One of the most frustrating aspects of modern physics and related disciplines is the lack of analytic solutions, or even nontrivial approximations, for real-world problems. For the two-body problem, there are plenty of solutions that can be manipulated for a variety of applications. For three-body (or more) problems, one must head straight to numerical solutions. Semi-analytic solutions are possible, but keeping track of terms becomes laborious. This difficulty explains the attraction of symbolic manipulation systems such as Maple and Macsyma and interfaces such as MATLAB and MathCad, which facilitate attempts to craft semi-analytic solutions.

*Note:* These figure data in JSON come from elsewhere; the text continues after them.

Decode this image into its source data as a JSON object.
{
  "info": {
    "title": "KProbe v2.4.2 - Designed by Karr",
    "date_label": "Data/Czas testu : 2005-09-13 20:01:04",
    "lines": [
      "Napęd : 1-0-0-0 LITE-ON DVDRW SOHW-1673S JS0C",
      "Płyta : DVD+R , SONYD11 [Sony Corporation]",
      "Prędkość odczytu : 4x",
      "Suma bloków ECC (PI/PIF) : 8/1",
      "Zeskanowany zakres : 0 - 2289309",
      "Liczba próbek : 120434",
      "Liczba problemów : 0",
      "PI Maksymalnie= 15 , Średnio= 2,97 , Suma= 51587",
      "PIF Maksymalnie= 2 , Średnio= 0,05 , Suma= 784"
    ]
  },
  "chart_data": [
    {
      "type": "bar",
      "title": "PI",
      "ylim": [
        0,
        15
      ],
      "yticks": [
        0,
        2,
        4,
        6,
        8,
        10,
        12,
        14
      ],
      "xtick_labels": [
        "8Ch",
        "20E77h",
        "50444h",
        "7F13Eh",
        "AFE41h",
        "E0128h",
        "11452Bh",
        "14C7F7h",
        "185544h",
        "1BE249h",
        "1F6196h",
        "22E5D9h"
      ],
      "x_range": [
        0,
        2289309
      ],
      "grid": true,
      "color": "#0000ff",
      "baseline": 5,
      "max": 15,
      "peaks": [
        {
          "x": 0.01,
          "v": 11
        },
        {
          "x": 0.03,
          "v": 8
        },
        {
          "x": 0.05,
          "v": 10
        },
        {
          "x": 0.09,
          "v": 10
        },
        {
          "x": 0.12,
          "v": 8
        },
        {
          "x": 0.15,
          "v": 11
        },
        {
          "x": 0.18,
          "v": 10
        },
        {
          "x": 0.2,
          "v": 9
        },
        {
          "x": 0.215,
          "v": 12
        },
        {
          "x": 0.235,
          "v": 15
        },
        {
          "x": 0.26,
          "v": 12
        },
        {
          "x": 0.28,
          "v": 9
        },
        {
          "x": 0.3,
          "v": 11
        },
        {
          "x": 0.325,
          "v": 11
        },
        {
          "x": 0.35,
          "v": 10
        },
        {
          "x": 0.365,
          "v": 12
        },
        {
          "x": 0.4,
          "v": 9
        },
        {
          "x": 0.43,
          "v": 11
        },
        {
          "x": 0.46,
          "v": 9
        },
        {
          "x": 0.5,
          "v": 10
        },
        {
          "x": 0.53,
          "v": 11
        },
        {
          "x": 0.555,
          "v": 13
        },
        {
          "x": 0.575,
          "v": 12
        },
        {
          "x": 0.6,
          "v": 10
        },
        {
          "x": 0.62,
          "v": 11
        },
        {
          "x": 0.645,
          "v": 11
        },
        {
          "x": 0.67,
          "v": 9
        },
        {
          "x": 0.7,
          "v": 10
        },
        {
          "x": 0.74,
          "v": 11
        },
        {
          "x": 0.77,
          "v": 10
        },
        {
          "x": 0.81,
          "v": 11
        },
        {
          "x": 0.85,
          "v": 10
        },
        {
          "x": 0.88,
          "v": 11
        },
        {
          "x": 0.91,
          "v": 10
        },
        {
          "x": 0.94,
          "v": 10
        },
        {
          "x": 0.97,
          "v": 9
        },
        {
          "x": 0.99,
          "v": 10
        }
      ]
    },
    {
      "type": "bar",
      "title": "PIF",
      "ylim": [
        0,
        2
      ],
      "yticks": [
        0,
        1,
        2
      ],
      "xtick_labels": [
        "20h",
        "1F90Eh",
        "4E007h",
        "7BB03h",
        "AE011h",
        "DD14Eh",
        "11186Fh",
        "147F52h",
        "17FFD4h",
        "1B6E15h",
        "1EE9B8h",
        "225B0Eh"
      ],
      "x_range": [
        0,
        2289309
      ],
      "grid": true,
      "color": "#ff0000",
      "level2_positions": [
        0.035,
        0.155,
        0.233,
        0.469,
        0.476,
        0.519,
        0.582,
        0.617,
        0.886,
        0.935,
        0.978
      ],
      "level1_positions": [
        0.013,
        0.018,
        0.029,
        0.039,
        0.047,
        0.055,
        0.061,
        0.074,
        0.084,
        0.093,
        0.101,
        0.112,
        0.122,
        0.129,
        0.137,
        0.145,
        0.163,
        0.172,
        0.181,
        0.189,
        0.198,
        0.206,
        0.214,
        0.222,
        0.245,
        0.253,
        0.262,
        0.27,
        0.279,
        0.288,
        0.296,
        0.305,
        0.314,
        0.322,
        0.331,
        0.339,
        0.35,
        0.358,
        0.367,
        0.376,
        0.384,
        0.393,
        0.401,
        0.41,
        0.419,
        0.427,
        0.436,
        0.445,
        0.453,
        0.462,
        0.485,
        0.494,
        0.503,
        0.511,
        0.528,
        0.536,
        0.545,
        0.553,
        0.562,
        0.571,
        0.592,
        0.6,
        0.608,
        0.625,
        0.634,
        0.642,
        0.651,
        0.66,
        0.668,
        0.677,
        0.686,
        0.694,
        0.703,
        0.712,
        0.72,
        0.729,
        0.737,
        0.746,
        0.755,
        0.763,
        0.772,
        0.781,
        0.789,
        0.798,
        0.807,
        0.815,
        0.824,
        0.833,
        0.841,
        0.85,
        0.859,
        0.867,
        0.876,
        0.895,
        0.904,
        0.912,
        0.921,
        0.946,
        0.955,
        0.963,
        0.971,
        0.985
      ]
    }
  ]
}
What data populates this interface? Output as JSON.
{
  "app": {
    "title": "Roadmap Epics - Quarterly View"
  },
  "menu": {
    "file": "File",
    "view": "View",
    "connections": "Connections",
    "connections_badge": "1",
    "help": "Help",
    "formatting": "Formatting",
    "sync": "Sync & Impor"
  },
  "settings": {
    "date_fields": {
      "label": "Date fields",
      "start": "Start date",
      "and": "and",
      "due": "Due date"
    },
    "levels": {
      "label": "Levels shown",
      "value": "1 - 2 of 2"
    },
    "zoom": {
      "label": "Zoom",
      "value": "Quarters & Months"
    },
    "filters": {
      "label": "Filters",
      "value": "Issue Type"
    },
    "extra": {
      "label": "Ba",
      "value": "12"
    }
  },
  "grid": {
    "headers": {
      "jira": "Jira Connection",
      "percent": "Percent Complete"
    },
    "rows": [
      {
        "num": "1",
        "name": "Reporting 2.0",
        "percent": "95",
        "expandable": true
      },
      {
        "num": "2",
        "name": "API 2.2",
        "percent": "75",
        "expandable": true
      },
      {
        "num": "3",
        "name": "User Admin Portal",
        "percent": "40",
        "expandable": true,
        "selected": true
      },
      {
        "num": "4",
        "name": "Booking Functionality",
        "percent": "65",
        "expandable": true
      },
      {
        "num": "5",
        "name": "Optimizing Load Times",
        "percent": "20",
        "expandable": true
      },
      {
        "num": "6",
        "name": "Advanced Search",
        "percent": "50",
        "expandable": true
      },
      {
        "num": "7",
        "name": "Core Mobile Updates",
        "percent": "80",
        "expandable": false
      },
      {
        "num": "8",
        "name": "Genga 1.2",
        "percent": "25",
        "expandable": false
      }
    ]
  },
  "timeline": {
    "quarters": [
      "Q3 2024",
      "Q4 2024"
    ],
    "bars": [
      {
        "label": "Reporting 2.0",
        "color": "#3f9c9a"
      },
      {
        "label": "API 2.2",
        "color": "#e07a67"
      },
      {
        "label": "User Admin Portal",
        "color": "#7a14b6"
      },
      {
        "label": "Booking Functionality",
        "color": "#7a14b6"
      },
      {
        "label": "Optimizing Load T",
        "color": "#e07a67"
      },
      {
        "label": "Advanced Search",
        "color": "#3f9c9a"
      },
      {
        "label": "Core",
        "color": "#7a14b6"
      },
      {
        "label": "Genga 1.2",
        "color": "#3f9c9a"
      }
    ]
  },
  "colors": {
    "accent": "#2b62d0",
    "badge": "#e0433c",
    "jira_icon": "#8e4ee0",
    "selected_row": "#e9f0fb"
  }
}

One problem for newcomers to such systems is learning how to map a problem onto an analytic representation that lends itself to symbolic manipulation. The authors have selected a variety of scientific and mathematical problems, and show how to use Maple and MATLAB to solve these problems and display the results. Familiarity with Maple and MATLAB is assumed; the book is not intended to introduce either system. Each of the book’s 27 chapters treats a scientific problem with Maple and/or MATLAB code:

• The Tractix and Similar Curves

• Trajectory of a Spinning Tennis Ball

• The Illumination Problem

• Orbits in the Planar Three-Body Problem

• The Internal Field in Semiconductors

• Some Least Squares Problems

• The Generalized Billiard Problem

• Mirror Curves

• Smoothing Filters

• The Radar Problem

• Conformal Mapping of a Circle

• The Spinning Top

• The Calibration Problem

• Heat Flow Problems

• Modeling Penetration Phenomena

• Heat Capacity of System of Bose Particles

• Free Metal Compression

• Gauss Quadrature

• Symbolic Computation of Explicit Runge-Kutta Formulas

• Transient Response of a Two-Phase Half-Wave Rectifier

• Circuits in Power Electronics

• Newton’s and Kepler’s Laws

• Least Squares Fit of Point Circle

• Modeling Social Processes

• Contour Plots of Analytic Functions

• Non Linear Least Squares: Finding the Most Accurate Location of an Aircraft

• Computing Plane Sundials

In general, I like and can recommend the book. The authors move smoothly from analytical approximations for each problem to Maple and MATLAB code. The book is well written; each chapter introduces a scientific or mathematical problem from an analytic point of view, and then gives Maple and/or MATLAB code to solve the problem or to generate an approximate solution. Thus, anyone with a similar problem can manipulate the formulas to move to a symbolic environment. The examples lend themselves to use in the classroom, where symbolic manipulation traditionally take too much time.

The authors provide access to machine-readable versions of the programs listed in the book via anonymous ftp at ftp://ftp.inf.ethz.ch. This is the third edition of the book, with six new example chapters. While MATLAB and Maple are separate systems, there is a toolbox that allows MATLAB users to access Maple. A brief appendix listing Internet sites that maintain libraries of Maple and MATLAB code for scientific and engineering problems would improve the book.